The Longhorns signed only two offensive linemen up front in the 2021 recruiting class, which Sarkisian called a “real rarity in recruiting.” They only have two currently signed for the 2022 class in an already-thin position that will get even thinner. Three out of the six starting offensive lineman — guards Denzel Okafor and Tope Imade and tackle Derek Kerstetter — are sixth-year super seniors.
In his last stop as Alabama offensive coordinator, Sarkisian built his prolific Crimson Tide offenses with top skill players like Heisman Trophy winner DeVonta Smith.
But his offensive play calling and creative scheming worked largely because of an elite offensive line group, including current NFL players Jedrick Wills Jr., Jonah Williams and Landon Dickerson, among others. In his first nine games as a Longhorn play caller so far, poor offensive line play has stopped the offense from getting going before it even starts, resulting in three-and-out after three-and-out due to poor pass protection and run blocking.
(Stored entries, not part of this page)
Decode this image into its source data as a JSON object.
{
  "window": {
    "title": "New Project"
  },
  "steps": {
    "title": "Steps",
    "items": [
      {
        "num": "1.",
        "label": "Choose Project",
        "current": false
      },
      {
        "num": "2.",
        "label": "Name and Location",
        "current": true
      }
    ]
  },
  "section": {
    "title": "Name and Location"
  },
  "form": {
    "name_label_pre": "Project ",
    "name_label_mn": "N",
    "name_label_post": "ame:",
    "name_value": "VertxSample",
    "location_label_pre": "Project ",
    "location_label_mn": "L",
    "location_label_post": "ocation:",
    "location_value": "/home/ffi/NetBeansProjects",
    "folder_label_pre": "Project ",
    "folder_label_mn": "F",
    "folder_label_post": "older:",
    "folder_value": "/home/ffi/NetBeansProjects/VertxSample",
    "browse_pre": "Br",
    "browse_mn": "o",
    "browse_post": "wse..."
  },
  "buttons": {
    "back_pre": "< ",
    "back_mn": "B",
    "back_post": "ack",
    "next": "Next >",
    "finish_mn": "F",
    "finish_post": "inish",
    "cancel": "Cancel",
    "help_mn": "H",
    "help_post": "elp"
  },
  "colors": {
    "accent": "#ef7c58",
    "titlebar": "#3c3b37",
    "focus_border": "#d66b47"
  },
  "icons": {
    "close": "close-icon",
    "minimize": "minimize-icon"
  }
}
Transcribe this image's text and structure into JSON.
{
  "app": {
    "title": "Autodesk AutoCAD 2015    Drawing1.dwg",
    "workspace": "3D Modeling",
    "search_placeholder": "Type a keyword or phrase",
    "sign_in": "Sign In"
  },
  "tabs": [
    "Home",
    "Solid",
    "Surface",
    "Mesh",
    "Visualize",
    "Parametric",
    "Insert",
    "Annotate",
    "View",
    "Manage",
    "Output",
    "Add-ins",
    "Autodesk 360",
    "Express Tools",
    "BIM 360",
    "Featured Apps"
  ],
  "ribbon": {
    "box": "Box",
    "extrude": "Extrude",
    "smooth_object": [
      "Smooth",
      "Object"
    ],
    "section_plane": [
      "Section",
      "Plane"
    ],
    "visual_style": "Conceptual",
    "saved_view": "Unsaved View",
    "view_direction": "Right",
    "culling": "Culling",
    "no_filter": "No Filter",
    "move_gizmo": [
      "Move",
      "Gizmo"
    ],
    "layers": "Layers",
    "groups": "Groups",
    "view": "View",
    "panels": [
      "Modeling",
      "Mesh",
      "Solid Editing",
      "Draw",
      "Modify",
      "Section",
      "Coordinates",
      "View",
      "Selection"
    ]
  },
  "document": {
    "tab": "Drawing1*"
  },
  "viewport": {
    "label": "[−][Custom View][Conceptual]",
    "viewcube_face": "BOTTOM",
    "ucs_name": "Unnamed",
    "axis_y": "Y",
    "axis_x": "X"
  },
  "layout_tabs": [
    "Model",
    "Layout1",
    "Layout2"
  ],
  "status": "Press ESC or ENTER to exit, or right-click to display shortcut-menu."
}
So, this upcoming offensive line recruiting class will make or break Sarkisian’s offense at Texas.
“There’s a fine line in all of this,” Sarkisian said. “If you want to settle on (offensive) linemen, we could probably get five linemen tonight, by tonight.”
But if you want to recruit the best players and you want to ultimately put together a line for your future that is upper echelon, upper tier in the country, you’ve got to recruit the best players. A lot of the best players haven’t decided where they’re going to school yet.”
Four of Texas’ top targets remain uncommitted, including Arlington offensive tackle Devon Campbell; Humble, Texas, offensive tackle Kam Dewberry; Federal Way, Washington, offensive tackle Malik Agbo and Bellflower, California, offensive guard Earnest Greene, who plays at powerhouse St. John Bosco High School.
Securing three out of those four commits, especially with tackle depth lacking, would be a saving grace for offensive line coach Kyle Flood, who left Alabama for Texas alongside Sarkisian.
The pitch to those recruits is simple: Come to Texas, and you’ll get playing time early and often.
“There’s (a) great opportunity moving forward for a kid coming in as a freshman because of the lack of depth there in last year’s recruiting class. There’s no doubt we need to sign at minimum five guys in this class, but we want to make sure we’re signing quality players, not just filling the roster spot.”
But just because the pitch is simple, that doesn’t mean it’s easy. Sarkisian and Flood failed to convert on their first opportunity to build the offensive line of the future, albeit with a shortened recruiting schedule due to the hiring.
“For various reasons — you have a coaching change, you have things happen when the last staff was here, and who was available — we only ended up signing two guys,” Sarkisian said.
This second go-around, Texas will need at least five players, and five of the right players, according to Sarkisian’s standards. Whether or not he and Flood can convert in the 2022 recruiting cycle could mean the difference in whether they’re still Texas Longhorn coaches in a few years.